Tag Archives: reality-based

OrangePolitics 3.0: Already a Rocky Start?

As probably most readers of CitizenWill know, I decided to stop posting on locally owned OrangePolitics (OP) for many reasons:

  • an escalating and stifling intolerance of valid though different viewpoints,
  • the site’s authors acting as surrogates for political allies who didn’t have the courage to engage the community directly in an honest, fact-based and open manner
  • and an unwillingness on my part to work hard in “building the brand” of a site that advertised one thing – engaging the wider community in an informative discussion of local “progressive” issues – and delivering another (what I said below the fold).

In many ways, my disappointment in OP comes from the narrowing of that initial promise – to engage the wider community – into a sometimes almost reflexively dismissive platform pushing a particular agenda.

I have no problem with OP’s owner pushing a particular agenda – that is what my site – CitizenWill.org – does. I do have a problem with any claim to being an open and transparent forum for community-wide discussion.

For all that, the site, its owner and commentators have sometimes broadened the discussion of local issues. On occasion, “leakage” – the coverage of particular issues by the local media – occurred because of those discussions. These basic contributions not only informed but stirred debate and even action.

But those wins don’t justify the failures. In November I said I hoped that the next generation – OrangePolitics 3.0 – would represent a change of course –

“Reform is in order and I truly hope that the promise of 2003 becomes the reality of 2008.”

Today, Ruby and company will meet to presumably chart out that new course for “OrangePolitics 3.0” at a “Winter Happy Hour” ( 6:30pm, FUSE).

Following up on my previous comment, I suggest one topic of discussion be how to stick with a reality-based perspective.

Unfortunately, if this recent post by Ruby is any indication of 3.0’s direction, well, the new OP is already off to a poor start:

Here’s a preview of the new “Hall of Fame” function that makes a bunch of stats public on OP 3.0:

Top 10 commenters of all time:
Ruby Sinreich 1359 items
WillR 821 items
Dan Coleman 609 items
Tom Jensen 380 items
Mark Chilton 344 items
jehb 161 items
Mary Rabinowitz 154 items
johnk 125 items
ethan 50 items
admin 42 items

In my “farewell to OP” message, I mentioned the almost 3,000 comments/posts I made over the lifetime of OP. That estimate was based on a dump of the current OP website – showing roughly 2263 comments from 2003-2007 plus some notes I made in 2004 of missing comments from an early accidental purge of OP.

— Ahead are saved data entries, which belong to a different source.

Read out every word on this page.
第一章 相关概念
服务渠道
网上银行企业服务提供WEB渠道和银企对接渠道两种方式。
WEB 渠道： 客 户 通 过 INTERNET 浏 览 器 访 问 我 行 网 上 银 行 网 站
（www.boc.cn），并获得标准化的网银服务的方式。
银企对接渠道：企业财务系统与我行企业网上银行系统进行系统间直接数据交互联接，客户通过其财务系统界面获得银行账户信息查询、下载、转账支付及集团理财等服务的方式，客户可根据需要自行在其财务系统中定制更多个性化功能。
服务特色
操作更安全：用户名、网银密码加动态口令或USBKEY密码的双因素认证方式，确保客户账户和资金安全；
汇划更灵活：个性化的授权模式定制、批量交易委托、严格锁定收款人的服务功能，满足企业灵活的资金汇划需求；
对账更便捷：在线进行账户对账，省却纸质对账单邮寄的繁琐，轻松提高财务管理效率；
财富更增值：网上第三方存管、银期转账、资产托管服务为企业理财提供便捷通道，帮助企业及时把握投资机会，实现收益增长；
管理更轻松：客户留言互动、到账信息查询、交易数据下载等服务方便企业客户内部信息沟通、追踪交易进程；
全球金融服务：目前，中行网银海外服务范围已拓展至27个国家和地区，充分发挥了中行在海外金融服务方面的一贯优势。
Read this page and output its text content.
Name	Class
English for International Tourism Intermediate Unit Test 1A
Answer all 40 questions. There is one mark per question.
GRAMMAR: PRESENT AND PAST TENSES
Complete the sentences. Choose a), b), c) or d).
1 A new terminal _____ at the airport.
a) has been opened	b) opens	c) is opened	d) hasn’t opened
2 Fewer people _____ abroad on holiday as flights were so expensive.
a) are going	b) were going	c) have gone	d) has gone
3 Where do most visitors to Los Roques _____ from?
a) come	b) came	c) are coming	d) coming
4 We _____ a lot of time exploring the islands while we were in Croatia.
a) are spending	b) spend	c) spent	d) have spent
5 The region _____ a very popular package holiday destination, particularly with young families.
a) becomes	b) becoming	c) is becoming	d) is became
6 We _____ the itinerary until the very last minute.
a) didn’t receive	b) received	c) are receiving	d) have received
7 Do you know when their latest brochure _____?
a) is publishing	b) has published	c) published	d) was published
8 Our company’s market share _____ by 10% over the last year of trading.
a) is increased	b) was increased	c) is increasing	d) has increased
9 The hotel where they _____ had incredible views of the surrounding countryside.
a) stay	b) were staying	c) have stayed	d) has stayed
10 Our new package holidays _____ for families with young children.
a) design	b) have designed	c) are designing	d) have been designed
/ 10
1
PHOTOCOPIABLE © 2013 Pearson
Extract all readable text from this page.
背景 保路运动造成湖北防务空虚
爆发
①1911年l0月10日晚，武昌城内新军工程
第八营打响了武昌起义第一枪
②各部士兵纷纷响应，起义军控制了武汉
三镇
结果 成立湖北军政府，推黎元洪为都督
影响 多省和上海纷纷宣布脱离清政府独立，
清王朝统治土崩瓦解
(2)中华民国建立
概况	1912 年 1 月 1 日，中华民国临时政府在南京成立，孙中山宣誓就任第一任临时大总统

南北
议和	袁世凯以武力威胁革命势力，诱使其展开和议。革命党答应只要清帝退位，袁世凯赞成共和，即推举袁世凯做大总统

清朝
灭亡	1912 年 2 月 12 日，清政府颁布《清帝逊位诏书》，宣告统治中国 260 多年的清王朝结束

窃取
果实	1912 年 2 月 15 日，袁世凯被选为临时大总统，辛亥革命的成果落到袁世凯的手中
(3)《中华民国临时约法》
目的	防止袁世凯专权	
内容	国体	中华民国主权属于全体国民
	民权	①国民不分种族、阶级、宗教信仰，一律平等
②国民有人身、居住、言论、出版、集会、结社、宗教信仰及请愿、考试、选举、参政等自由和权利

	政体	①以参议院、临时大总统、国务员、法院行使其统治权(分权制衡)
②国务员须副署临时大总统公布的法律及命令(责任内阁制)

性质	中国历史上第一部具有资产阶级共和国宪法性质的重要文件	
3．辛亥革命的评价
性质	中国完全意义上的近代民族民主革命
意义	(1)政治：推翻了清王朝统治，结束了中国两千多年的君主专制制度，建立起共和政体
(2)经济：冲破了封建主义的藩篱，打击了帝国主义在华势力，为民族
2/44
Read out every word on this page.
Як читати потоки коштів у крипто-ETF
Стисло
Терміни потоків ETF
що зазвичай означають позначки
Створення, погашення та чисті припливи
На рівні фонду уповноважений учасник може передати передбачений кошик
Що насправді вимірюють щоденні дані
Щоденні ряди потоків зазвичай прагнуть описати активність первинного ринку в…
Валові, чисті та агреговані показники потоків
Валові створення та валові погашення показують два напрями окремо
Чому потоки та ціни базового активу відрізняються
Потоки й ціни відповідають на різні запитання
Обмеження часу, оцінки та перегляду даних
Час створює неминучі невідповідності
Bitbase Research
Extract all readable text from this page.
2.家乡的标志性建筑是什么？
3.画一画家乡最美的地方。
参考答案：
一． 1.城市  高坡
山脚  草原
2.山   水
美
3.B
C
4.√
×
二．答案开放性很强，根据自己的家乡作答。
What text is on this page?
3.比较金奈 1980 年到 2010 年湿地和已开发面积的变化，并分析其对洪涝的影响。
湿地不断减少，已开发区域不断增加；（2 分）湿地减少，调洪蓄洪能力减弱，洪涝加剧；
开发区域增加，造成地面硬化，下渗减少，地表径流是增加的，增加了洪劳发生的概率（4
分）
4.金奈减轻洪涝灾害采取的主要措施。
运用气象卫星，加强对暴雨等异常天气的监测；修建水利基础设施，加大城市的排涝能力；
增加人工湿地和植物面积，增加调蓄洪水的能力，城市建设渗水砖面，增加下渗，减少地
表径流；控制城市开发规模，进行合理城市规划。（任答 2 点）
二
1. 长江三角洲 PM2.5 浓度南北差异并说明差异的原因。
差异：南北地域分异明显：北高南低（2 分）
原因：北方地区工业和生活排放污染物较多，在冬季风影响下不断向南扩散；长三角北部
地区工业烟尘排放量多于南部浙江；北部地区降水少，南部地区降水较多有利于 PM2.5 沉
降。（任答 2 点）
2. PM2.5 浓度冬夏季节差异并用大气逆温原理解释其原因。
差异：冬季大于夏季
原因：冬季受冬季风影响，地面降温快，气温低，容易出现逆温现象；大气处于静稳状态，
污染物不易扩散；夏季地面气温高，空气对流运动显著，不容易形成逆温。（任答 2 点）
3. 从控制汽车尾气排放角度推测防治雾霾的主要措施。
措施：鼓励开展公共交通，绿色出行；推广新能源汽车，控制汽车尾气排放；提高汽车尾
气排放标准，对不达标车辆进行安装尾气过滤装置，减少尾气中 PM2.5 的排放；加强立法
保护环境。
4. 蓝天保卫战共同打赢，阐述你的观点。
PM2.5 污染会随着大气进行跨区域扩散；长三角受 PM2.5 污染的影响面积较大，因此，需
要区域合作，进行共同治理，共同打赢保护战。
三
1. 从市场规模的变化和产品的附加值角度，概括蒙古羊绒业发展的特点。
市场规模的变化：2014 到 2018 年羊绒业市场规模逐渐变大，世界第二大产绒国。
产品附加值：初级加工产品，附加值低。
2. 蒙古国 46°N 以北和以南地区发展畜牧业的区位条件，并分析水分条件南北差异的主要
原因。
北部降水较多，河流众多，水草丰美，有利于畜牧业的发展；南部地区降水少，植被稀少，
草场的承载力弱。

While I made a wide “guesstimate” of those early days, I’m comfortable with what OP currently reports – that I made thousands of comments.

In fact, based on my analysis of OP circa Nov. 5th, it appears I made :

  • 28 comments on stories posted in 2003
  • 178 comments on stories posted in 2004
  • 520 comments on stories posted in 2005
  • 876 comments on stories posted in 2006
  • 661 comments on stories posted in 2007 (slacking off?)

Or 2263 comments over 459 posts (threads of discussion). The particulars are listed below my “farewell”.

When someone contacted me about Ruby’s comment (a longtime OP lurker that thought there was an “undercount”) I notified Ruby of this striking discrepancy.

Why? Not because I felt any personal slight but because I thought Ruby would want to analyze the delta and fix her software. I’m sure an analysis of other commentators would show a similar miscount. Unfortunately, to date, there’s been no comment on those erroneous numbers.

Does it matter if my or any other posters contributions were off by a factor of two or more?

Not if this was just a software glitch but if this is an attempt to shape the past to forge the future, well, probably not the best start for a reformed OP. I’ll wait to see if the number of comments carried forward into 3.0 are reflective of the actual discussion carried out on OP over these last 4 years,

As I said before, I hope OP 3.0 sheds the mistakes of OP 2.0 and evolves into its initial promise – an open, honest, informative and inviting forum for discussion of local issues.

I’ll be on the sidelines encouraging the success of 3.0. Good luck folks! And do yourselves proud – try to hit one out if the ballpark.